How have you transitioned into this way of life? What’s it like for you living plastic free 18 months on? What have you learnt from this experience?
We managed it pretty easily. We're fortunate that we live in a pretty ideal place for it. We can walk to a couple of supermarkets and have the town centre with a baker and butcher. We found a local deli for loose leaf tea, coffee and oil.
I think the key is managing your time and preparing meals so you don't end up buying a quick fix lunch in plastic packaging.
What have we learnt?
Well, mainly not to be too harsh on yourself if you slip up. It's easy to be pulled down the rabbit hole with this kind of stuff - trying to be as good as you possibly can be - but you need to remember balance.
Going plastic free is great but it's not always 100% possible and it's far from the whole picture in terms of looking after the environment. Not all plastics were created equal. Replacing one single use item with another (eg, paper bag) is not great, so think re-usable. It’s so complicated - organic cotton, as well as paper bags, are so damaging to create as the process to make them is very intensive. In contrast, a plastic re-usable tub or coffee cup can be reused indefinitely. So, pick your battles.
There are others things to focus on, such as reducing your carbon footprint (this includes the food you eat). It really is picking your battles and creating a balance that you’re comfortable with. For example you could stop using single use plastic but if you’re an avid high street or online shopper, you’re still doing huge damage. Love avocados and almonds? Have a look into how water intensive they are to grow and then the impact of flying them across the planet. Compare that to slipping up and needing to buy one thing in plastic, or needing a shopping bag…
I’ve gone on a slight tangent there but my point is - do what you can with reducing your plastic but remember that there’s a much bigger picture out there to consider too.
If you could start again from the beginning, what would you change now you’ve been through the process?
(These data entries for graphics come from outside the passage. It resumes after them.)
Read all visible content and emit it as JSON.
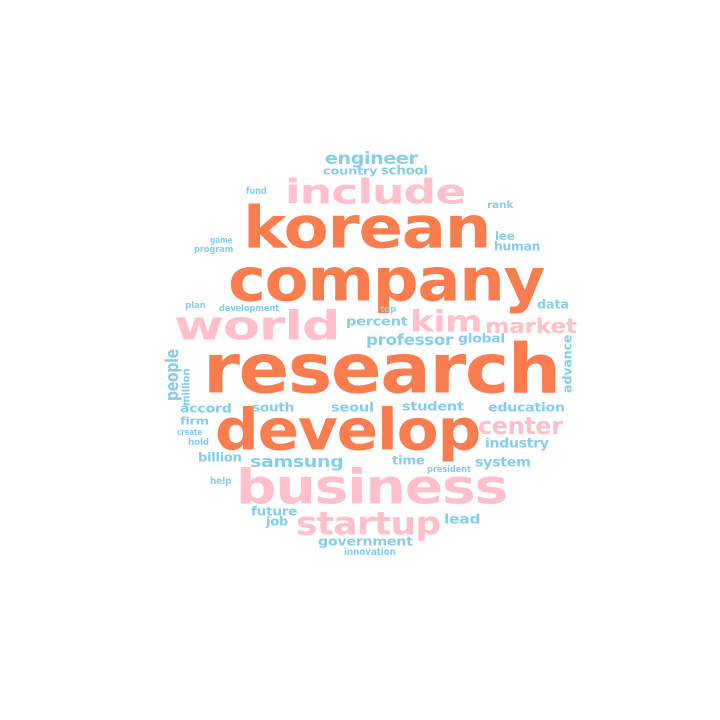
{
  "colors": {
    "orange": "#F97D4E",
    "pink": "#FFC0CB",
    "blue": "#87CEEB"
  },
  "words": [
    {
      "text": "company",
      "color": "orange"
    },
    {
      "text": "research",
      "color": "orange"
    },
    {
      "text": "korean",
      "color": "orange"
    },
    {
      "text": "develop",
      "color": "orange"
    },
    {
      "text": "business",
      "color": "pink"
    },
    {
      "text": "include",
      "color": "pink"
    },
    {
      "text": "world",
      "color": "pink"
    },
    {
      "text": "startup",
      "color": "pink"
    },
    {
      "text": "kim",
      "color": "pink"
    },
    {
      "text": "market",
      "color": "pink"
    },
    {
      "text": "center",
      "color": "pink"
    },
    {
      "text": "engineer",
      "color": "blue"
    },
    {
      "text": "country",
      "color": "blue"
    },
    {
      "text": "school",
      "color": "blue"
    },
    {
      "text": "fund",
      "color": "blue"
    },
    {
      "text": "rank",
      "color": "blue"
    },
    {
      "text": "game",
      "color": "blue"
    },
    {
      "text": "program",
      "color": "blue"
    },
    {
      "text": "lee",
      "color": "blue"
    },
    {
      "text": "human",
      "color": "blue"
    },
    {
      "text": "plan",
      "color": "blue"
    },
    {
      "text": "development",
      "color": "blue"
    },
    {
      "text": "top",
      "color": "blue"
    },
    {
      "text": "data",
      "color": "blue"
    },
    {
      "text": "percent",
      "color": "blue"
    },
    {
      "text": "professor",
      "color": "blue"
    },
    {
      "text": "global",
      "color": "blue"
    },
    {
      "text": "people",
      "color": "blue"
    },
    {
      "text": "million",
      "color": "blue"
    },
    {
      "text": "advance",
      "color": "blue"
    },
    {
      "text": "accord",
      "color": "blue"
    },
    {
      "text": "south",
      "color": "blue"
    },
    {
      "text": "seoul",
      "color": "blue"
    },
    {
      "text": "student",
      "color": "blue"
    },
    {
      "text": "education",
      "color": "blue"
    },
    {
      "text": "firm",
      "color": "blue"
    },
    {
      "text": "create",
      "color": "blue"
    },
    {
      "text": "hold",
      "color": "blue"
    },
    {
      "text": "industry",
      "color": "blue"
    },
    {
      "text": "billion",
      "color": "blue"
    },
    {
      "text": "samsung",
      "color": "blue"
    },
    {
      "text": "time",
      "color": "blue"
    },
    {
      "text": "system",
      "color": "blue"
    },
    {
      "text": "president",
      "color": "blue"
    },
    {
      "text": "help",
      "color": "blue"
    },
    {
      "text": "future",
      "color": "blue"
    },
    {
      "text": "job",
      "color": "blue"
    },
    {
      "text": "lead",
      "color": "blue"
    },
    {
      "text": "government",
      "color": "blue"
    },
    {
      "text": "innovation",
      "color": "blue"
    }
  ]
}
I'm pretty happy with how we've managed quite honestly but one thing I would say is avoid getting sucked into all the eco-friendly plastic free alternatives. It's amazing what you can live without sometimes. For example, one coffee cup is enough - not matter how pretty - and I really didn't need those metal straws I bought...
What easy steps can people begin taking now to start reducing their plastic use?
- Take your own shopping bag - even paper bags are hugely damaging to make with a high water cost.
- Take your own coffee cup (it can be used just as a water cup on the go too).
- Switch out your store bought water for taking your own water bottle (you'll save so much money).
- Switch to soap bars in the bathroom. If you can afford them BeautyKubes shampoo are amazing if not Faith by Nature do shampoo refills - see if you can find a refill store near you and keep reusing the same bottle.
- Buy loose vegetables - and buy in season!
- Keep having conversations! One of my favourite things about this challenge has been talking to people and I think a lot have been really interested in what we're doing. Even if they've not gone the whole way, they've started switching out the smaller things like water bottles and shopping bags
What are your favourite plastic free swaps?
I found some produce bags (I got mine from Booths but I know they’re only up north…) and I find it so satisfying filling them up with veg, taking them to the check out and having the conversation with the checkout lady about how great the bags are.
The milkman is also amazing - it’s like Christmas for adults. Milk, orange juice, eggs and butter all appear on our doorstep every week without any plastic. It’s such a treat. We feel good for supporting a local business too.
Hankies were a surprising favourite for me - it’s so much nicer blowing your nose on a cloth rather than tissue. All you do then is throw it in the wash. No waste product and it’s a wash we would be doing anyway with towels and bedding.